Most school districts in the county did not meet the average passing rate of 80 percent in all subjects tested in during the 2011-2012 school year, according to the state's recently released test scores of third- through eighth-graders who took the State of Texas Assessments of Academic Readiness, or STAAR test.
The new data, released in January, show that all nine El Paso County districts are lagging significantly behind the state average in reading and writing in the End of Course exams. The new results include new test scores from summer retakes.
Scores for the STAAR, given to third- through eighth-grade students, indicate that locally, there is a large dip among the area's eighth-graders in social studies, with an average passing rate of only about 44 percent. Texas Education Agency officials said there were no cumulative scores available for the STAAR at the elementary and middle school levels to compare El Paso students to others across the state.
Locally, however, the largest gap among the districts stems from the Anthony Independent School District, which had an 11 percent passing rate in social studies.

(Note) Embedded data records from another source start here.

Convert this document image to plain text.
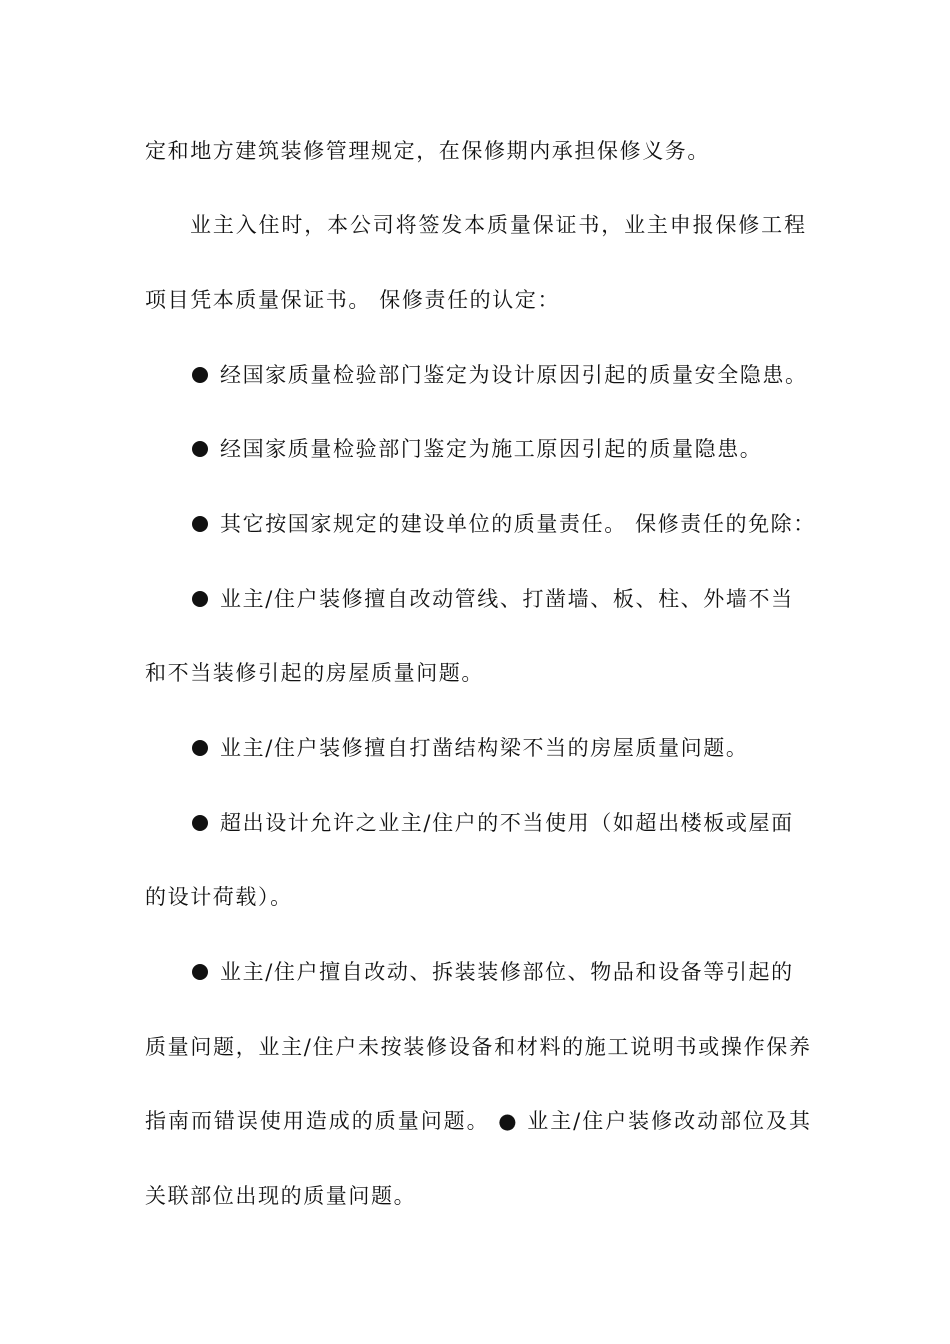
定和地方建筑装修管理规定，在保修期内承担保修义务。
业主入住时，本公司将签发本质量保证书，业主申报保修工程
项目凭本质量保证书。 保修责任的认定：
经国家质量检验部门鉴定为设计原因引起的质量安全隐患。
经国家质量检验部门鉴定为施工原因引起的质量隐患。
其它按国家规定的建设单位的质量责任。 保修责任的免除：
业主/住户装修擅自改动管线、打凿墙、板、柱、外墙不当
和不当装修引起的房屋质量问题。
业主/住户装修擅自打凿结构梁不当的房屋质量问题。
超出设计允许之业主/住户的不当使用（如超出楼板或屋面
的设计荷载）。
业主/住户擅自改动、拆装装修部位、物品和设备等引起的
质量问题，业主/住户未按装修设备和材料的施工说明书或操作保养
指南而错误使用造成的质量问题。 ● 业主/住户装修改动部位及其
关联部位出现的质量问题。
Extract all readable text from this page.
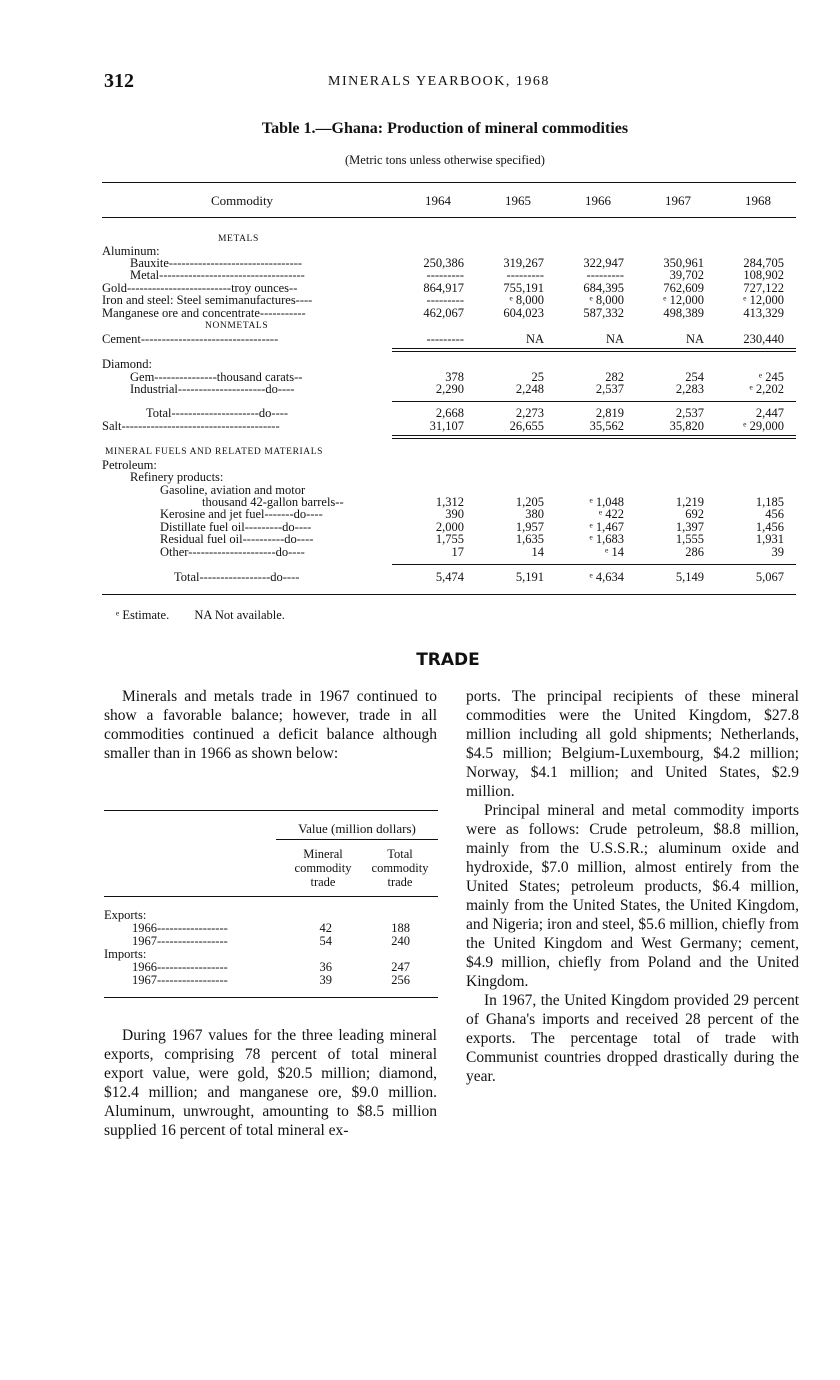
312	MINERALS YEARBOOK, 1968
Table 1.—Ghana: Production of mineral commodities
(Metric tons unless otherwise specified)
Commodity	1964	1965	1966	1967	1968
METALS
Aluminum:
Bauxite--------------------------------	250,386	319,267	322,947	350,961	284,705
Metal-----------------------------------	---------	---------	---------	39,702	108,902
Gold-------------------------troy ounces--	864,917	755,191	684,395	762,609	727,122
Iron and steel: Steel semimanufactures----	---------	ᵉ 8,000	ᵉ 8,000	ᵉ 12,000	ᵉ 12,000
Manganese ore and concentrate-----------	462,067	604,023	587,332	498,389	413,329
NONMETALS
Cement---------------------------------	---------	NA	NA	NA	230,440
Diamond:
Gem---------------thousand carats--	378	25	282	254	ᵉ 245
Industrial---------------------do----	2,290	2,248	2,537	2,283	ᵉ 2,202
Total---------------------do----	2,668	2,273	2,819	2,537	2,447
Salt--------------------------------------	31,107	26,655	35,562	35,820	ᵉ 29,000
MINERAL FUELS AND RELATED MATERIALS
Petroleum:
Refinery products:
Gasoline, aviation and motor
thousand 42-gallon barrels--	1,312	1,205	ᵉ 1,048	1,219	1,185
Kerosine and jet fuel-------do----	390	380	ᵉ 422	692	456
Distillate fuel oil---------do----	2,000	1,957	ᵉ 1,467	1,397	1,456
Residual fuel oil----------do----	1,755	1,635	ᵉ 1,683	1,555	1,931
Other---------------------do----	17	14	ᵉ 14	286	39
Total-----------------do----	5,474	5,191	ᵉ 4,634	5,149	5,067
ᵉ Estimate. NA Not available.
TRADE

Minerals and metals trade in 1967 continued to show a favorable balance; however, trade in all commodities continued a deficit balance although smaller than in 1966 as shown below:

Value (million dollars)
Mineral commodity trade
Total commodity trade
Exports:
1966-----------------	42	188
1967-----------------	54	240
Imports:
1966-----------------	36	247
1967-----------------	39	256

During 1967 values for the three leading mineral exports, comprising 78 percent of total mineral export value, were gold, $20.5 million; diamond, $12.4 million; and manganese ore, $9.0 million. Aluminum, unwrought, amounting to $8.5 million supplied 16 percent of total mineral ex-

ports. The principal recipients of these mineral commodities were the United Kingdom, $27.8 million including all gold shipments; Netherlands, $4.5 million; Belgium-Luxembourg, $4.2 million; Norway, $4.1 million; and United States, $2.9 million.

Principal mineral and metal commodity imports were as follows: Crude petroleum, $8.8 million, mainly from the U.S.S.R.; aluminum oxide and hydroxide, $7.0 million, almost entirely from the United States; petroleum products, $6.4 million, mainly from the United States, the United Kingdom, and Nigeria; iron and steel, $5.6 million, chiefly from the United Kingdom and West Germany; cement, $4.9 million, chiefly from Poland and the United Kingdom.

In 1967, the United Kingdom provided 29 percent of Ghana's imports and received 28 percent of the exports. The percentage total of trade with Communist countries dropped drastically during the year.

District officials attribute the low scores to three factors: The increased rigor of the test, lack of aligning the curriculum to the state's newer
requirements, and the change to STAAR and end of course exams from the previously mandated Texas Assessment of Knowledge and Skills, or TAKS test.
The second round of annual testing starts next month, and school administrators are looking to the preliminary data to identify areas that need special focus.
The STAAR end-of-course tests, also known as EOC, were first given to ninth graders during the 2011-12 school year. Preliminary results, released in June of 2012, showed that the students were below the state average. This prompted district administrators to formulate corrective action plans.
A waiver from the TEA allowed students and educators to become accustomed to the new mandates, which had stricter guidelines regarding the curriculum taught inside the classroom.
From extra tutoring, Saturday school, increased professional development and changes to the curriculum, area school districts are trying to improve student scores on the state mandated tests.
Oscar Troncoso, principal and associate superintendent of instruction for the Anthony district, said at the middle school level, social studies teachers received additional training and the district is also making changes to its curriculum to better meet the state's standards, he said.
Realigning a curriculum, or changing it, to meet the state standard is not the same as teaching to the test, Troncoso added.
"I think there's a big misconception with the phrase, 'teaching to the test,'" Troncoso said. "If the state has standards that we have to meet, we need to teach to that standard. As educators, we have to meet these standards and that's not teaching to the test. If the alignment with what is required is not there, then the teacher has to realign themselves."
Clint officials said they began a plan of corrective action in September that included a campus wide survey that showed where improvements were needed.